Стоя в сухой пожелтевшей ванне и с наслаждением затягиваясь, я вздрагиваю от каждого шарканья, ибо в любой момент меня могут засечь, и вспоминаю каменные коридоры, по которым приходилось почти бежать, — с красными стрелками и надписями: «в убежище». Под лестницей трое забинтованных мужиков из обслуги — курят. Один — весь заклеенный — говорит другому:

— На кого ты похож?

— На графа Монте-Кристо.

Он работает лифтовым Хароном. От этого запаха хочется впиться ему в рот и продлить его, и втянуть в себя уже в качестве жизни. Передатчица носит передачи — возит в тележке, но путает в пьянстве палаты и фамилии. Вдруг становится на колени:

— Киса моя!
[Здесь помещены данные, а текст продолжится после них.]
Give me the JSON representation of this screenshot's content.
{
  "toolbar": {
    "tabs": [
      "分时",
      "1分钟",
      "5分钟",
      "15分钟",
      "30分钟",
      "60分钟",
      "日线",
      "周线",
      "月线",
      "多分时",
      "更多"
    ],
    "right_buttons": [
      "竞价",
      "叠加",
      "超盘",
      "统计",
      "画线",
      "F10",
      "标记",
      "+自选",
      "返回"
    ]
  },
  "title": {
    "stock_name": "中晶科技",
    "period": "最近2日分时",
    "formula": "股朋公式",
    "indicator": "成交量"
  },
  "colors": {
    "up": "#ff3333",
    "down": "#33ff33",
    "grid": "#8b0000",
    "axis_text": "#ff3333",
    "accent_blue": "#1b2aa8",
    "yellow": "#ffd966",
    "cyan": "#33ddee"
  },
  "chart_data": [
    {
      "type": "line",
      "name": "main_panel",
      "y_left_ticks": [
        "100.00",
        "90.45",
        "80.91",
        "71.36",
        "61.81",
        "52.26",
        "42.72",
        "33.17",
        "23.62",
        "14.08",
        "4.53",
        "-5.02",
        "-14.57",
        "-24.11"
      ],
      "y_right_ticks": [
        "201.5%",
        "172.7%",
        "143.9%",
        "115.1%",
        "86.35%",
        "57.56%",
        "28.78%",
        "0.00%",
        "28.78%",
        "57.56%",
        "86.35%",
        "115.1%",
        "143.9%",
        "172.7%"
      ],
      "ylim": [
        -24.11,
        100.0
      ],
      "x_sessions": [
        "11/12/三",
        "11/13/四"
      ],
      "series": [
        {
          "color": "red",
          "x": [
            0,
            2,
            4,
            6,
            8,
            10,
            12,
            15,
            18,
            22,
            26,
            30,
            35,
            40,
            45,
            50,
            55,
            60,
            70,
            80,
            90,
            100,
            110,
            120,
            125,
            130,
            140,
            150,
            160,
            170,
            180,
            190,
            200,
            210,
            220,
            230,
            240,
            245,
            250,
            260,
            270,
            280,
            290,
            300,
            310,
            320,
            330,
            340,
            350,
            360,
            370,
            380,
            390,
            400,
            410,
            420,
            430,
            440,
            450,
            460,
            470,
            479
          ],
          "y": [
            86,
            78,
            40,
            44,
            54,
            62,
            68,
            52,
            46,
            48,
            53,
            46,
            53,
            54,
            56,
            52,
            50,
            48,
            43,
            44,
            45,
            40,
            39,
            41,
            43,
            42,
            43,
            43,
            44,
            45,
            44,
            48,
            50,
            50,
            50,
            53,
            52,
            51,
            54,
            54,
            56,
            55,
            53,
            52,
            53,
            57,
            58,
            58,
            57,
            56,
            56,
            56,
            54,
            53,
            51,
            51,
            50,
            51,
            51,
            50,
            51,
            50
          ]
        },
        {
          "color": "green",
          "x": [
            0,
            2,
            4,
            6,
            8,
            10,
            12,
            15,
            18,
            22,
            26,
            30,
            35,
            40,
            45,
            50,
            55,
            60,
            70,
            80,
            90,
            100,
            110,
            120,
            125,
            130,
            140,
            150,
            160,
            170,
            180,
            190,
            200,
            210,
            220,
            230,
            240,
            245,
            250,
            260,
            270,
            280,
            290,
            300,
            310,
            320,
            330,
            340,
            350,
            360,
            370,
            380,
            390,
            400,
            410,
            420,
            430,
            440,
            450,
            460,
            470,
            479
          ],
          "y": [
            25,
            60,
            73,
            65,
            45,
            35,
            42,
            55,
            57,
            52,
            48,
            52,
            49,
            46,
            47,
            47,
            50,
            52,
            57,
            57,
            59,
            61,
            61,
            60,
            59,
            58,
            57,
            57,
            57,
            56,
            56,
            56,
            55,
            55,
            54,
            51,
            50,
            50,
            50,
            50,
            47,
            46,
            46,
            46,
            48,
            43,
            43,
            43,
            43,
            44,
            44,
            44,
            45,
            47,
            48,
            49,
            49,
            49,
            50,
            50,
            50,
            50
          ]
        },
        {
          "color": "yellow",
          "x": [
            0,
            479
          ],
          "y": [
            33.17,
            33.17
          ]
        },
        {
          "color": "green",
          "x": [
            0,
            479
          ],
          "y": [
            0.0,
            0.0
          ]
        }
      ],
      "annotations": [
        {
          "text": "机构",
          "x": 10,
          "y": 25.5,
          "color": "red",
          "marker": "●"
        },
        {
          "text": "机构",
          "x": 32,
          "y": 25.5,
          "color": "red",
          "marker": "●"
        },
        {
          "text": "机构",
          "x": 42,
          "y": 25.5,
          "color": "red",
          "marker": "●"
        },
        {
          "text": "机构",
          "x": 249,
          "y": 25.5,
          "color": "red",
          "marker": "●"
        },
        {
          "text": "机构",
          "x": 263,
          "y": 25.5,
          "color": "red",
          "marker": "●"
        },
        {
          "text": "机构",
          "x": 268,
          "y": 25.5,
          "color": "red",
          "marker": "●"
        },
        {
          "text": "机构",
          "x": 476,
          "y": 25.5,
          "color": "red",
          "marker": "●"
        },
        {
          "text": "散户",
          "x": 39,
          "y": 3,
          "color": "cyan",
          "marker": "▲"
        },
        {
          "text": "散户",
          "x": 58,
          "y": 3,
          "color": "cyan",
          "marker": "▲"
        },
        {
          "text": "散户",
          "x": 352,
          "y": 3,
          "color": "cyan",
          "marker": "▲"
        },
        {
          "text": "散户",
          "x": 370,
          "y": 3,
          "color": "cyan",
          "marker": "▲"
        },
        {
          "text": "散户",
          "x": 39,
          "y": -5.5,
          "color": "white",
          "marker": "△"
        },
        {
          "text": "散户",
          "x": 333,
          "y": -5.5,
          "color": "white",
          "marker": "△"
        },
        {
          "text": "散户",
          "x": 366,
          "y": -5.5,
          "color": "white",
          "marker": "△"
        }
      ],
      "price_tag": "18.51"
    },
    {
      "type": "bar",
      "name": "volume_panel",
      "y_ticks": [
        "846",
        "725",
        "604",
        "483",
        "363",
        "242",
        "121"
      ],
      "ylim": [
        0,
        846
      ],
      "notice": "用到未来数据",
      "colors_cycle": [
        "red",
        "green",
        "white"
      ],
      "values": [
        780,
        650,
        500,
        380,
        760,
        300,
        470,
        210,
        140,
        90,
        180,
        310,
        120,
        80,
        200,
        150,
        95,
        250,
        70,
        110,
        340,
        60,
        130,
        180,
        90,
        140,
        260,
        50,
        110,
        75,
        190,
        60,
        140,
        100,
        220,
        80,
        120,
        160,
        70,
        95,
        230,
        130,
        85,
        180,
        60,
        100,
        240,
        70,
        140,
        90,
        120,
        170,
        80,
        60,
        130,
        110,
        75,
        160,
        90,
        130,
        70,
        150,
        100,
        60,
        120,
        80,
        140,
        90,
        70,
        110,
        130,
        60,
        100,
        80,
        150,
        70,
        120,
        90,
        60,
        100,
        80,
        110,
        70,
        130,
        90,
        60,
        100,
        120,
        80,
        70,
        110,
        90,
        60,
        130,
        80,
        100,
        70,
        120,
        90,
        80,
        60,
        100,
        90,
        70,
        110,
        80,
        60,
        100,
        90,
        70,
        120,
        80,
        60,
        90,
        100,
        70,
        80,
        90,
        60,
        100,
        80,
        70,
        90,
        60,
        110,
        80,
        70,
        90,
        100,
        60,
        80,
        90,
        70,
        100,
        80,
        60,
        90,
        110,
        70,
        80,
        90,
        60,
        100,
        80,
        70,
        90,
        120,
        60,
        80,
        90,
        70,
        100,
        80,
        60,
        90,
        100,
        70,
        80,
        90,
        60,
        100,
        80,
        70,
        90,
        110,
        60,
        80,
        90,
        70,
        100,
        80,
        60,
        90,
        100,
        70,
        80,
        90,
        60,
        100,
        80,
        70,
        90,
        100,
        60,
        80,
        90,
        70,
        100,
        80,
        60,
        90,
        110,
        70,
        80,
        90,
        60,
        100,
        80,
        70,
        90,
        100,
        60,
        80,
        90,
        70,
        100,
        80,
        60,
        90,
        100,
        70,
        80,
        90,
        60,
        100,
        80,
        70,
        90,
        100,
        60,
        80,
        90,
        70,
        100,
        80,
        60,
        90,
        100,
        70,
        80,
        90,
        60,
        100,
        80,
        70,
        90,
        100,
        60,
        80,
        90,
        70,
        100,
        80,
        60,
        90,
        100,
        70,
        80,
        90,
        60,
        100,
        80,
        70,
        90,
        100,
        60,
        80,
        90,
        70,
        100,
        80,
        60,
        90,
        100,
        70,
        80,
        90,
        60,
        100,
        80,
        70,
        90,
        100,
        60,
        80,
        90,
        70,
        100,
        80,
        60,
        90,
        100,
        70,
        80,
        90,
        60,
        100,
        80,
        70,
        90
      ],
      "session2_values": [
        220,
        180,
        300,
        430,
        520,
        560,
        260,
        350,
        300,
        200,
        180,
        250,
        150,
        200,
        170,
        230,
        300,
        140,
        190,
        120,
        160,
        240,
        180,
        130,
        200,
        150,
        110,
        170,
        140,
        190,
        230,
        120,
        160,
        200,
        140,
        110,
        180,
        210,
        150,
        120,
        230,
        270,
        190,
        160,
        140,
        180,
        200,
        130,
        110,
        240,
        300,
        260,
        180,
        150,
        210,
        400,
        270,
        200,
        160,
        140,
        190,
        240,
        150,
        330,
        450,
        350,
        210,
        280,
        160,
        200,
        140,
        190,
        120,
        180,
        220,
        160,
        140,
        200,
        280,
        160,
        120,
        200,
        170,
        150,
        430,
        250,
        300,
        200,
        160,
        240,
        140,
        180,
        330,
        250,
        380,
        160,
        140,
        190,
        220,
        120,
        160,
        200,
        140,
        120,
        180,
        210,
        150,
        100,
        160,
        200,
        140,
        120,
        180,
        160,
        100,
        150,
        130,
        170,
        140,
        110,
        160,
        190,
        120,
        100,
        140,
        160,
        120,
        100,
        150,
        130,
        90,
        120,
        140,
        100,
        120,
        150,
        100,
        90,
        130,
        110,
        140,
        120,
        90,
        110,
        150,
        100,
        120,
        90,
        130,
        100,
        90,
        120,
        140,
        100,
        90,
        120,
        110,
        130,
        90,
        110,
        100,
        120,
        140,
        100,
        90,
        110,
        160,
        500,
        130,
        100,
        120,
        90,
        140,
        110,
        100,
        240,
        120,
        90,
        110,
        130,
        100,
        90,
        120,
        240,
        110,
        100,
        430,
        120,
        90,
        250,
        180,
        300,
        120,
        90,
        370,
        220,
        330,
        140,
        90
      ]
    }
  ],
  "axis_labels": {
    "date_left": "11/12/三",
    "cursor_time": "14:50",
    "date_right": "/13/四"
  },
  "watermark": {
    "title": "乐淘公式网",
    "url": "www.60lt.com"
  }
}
Невиновна я — распни меня на кресте!

— Мне ваше распятие на хуй не нужно, мне бюстгальтер нужен и граф Монте-Кристо.

И все повторяется: Харон в шляпе, обсыпанной мелом и дождем, предродовая, ржавые судна, дождь, убежище, рентген, кухня семейного общежития, глухой мальчик с огромными черными глазами и синие, будто смертные, бумажные цветы для врачей. Бессмертник.

II

Вдруг я оказалась на улице. Карманы были набиты ручками, карандашами, ластиком, сигаретой, зажигалкой; в руках была папка с напечатанным и написанным — все это было наскоро собрано, проглочен последний глоток кофе, и третий глаз бешено пульсировал и выскакивал наружу. Все было кончено: музыка распадалась и тлела скулящим собачьим звуком. Я помнила только мягкий свет, открытое зимой окно, старые вечные предметы — неразобранные композиции старых друзей и старой жизни; мертвую жизнь с заведенным порядком, большие пальцы вампира, оттопыренные в другую сторону, звуки сквозь ватную стену, как сквозь отдушины ванны, — гулкие вентиляционные разговоры, запах бесконечного знакомства, завязанный вначале шнурком вязаной медали «50 лет» и вьющийся нескончаемо — по Садовому кольцу, дальше — по Плющихе, два раза вокруг горла, потом ниже — хвостом пуповины, вылезающей оттуда с теплым шлепаньем, и дальше — он торчал из железной миски с кашей в роддоме, потом — синим пятном на переносице и снова старинным подсвечником высоко под потолком. Легкие смоляные половицы не скрипели, а высоко щелкали. Этот шнурок был универсален. Уже оформлялась и репетировалась мысль обвить его вокруг той маленькой шейки, и тогда руки — уменьшенные копии тех, с вывернутыми большими пальцами, быстро поднимутся, чтобы освободить, и застынут на полпути — полусжатые в судороге, и постепенно начнет бледнеть тело — так пульсировал мне третий глаз.

Щеночек теплый — ненавистный глупый щен — вылез, широкобровый, и стал жить один в этом тусклом свете, изредка поворачивая голову на звук и тепло.

Странно это выглядело:

«потеря крови: 250 мл

(вписывается врачом)»

И пока его не захватила буря людской жестокости, пока не болел живот и не мерзли ноги — спал в кровати тюремного типа — увернув руки у подбородка — одну в другую и отогнув все-таки большие пальцы далеко в сторону, и не было ничего, кроме этой выцветающей от сна комнаты, кроме гаснущей матовой лампы, и некому было сказать:

— Во сне ты горько плакал.

Некому было сказать — я шла по улице, а в комнате, мне уже не принадлежащей, были распахнуты заиндевелые окна, тихо и властно хозяйничал холод и крик — сильнее — слабее — хрипло — звонко — устало — с новой силой… Холод шел равномерно. Я подумала, что надо было его раздеть, чтобы все закончилось быстрее, но примета — не возвращаться — рвала меня вниз по лестнице.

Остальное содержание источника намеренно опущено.